Thou shalt love the Lord thy God with all thy heart, and with all thy soul, and with all thy strength, and with all thy mind, the lawyer answered Jesus when Jesus challenged him concerning what must be done to inherit eternal life. I assume the lawyer soon enough found out that he hadn’t it in him to love like this. Since there is only One who is love in this universe the reality is that no human can love like this. It is beyond our capacities. God only requires himself so we can only love God with His own love. But, a most crucial question is how is this love expressed in our relation to God? Is it a matter of emotions? Is it related to how much we do for God? Has it something to do with obedience? Or is it expressed in faith?
In what ways did Jesus express His love towards His Father? It is true that they often spent time together, but not that often. Jesus spent most of His time with friends and His disciples. He was even accused of being a glutton and drunkard. The question thus still remains unanswered. How did Jesus love His Father? We are so accustomed to gauge, think and assess in terms of outer realities and appearances that we assume to love God is something outer, for instance, like good works.
If that is the case we have fallen for one of the enemy’s tricks, because love is something inner.

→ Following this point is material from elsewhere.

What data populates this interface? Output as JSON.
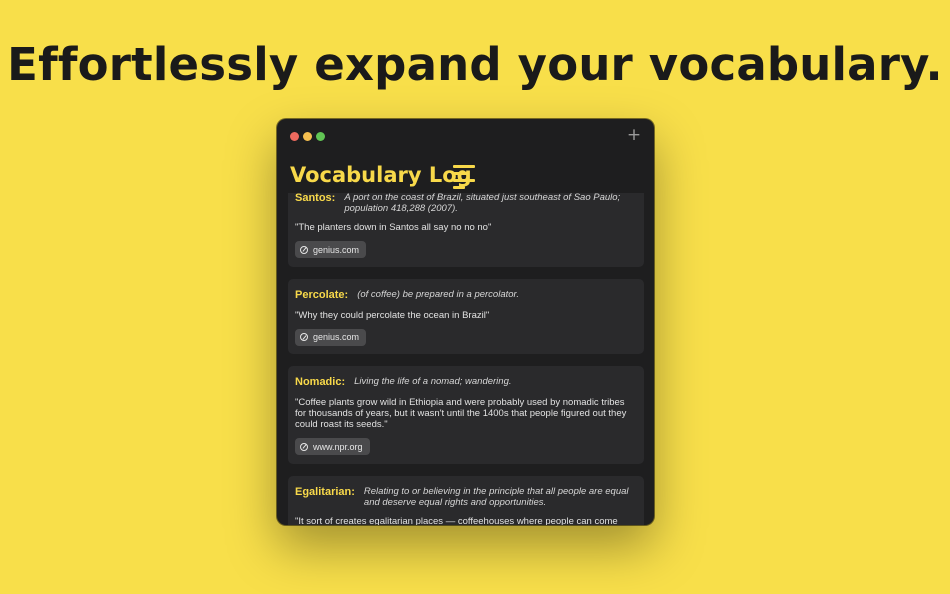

It is simply saying yes to God and trust His reality when He opens up our awareness to things far beyond the scope of our natural minds and which shake the foundations of which our reason is secured. It is to dare to jump into the river and get soaked in whatever the Spirit shows us concerning our identity in Christ. To love God is to dare entering the reality in which He moves lives and has His being, that is, total freedom to be being accountable to no one save our personal inner reality. This is what Kierkegaard called existentialism. It was Eckhart who said that when the Father begets the Son, He gives Him all His nature and essence! We are that son in our unique expressions of Him. If we are still caught up in a sin-consciousness, questions about the law and things that pertain to our temporal earthly abode we haven’t yet dared penetrate the infinite abyss in which God dwells and by that expressed our love and trust in Him.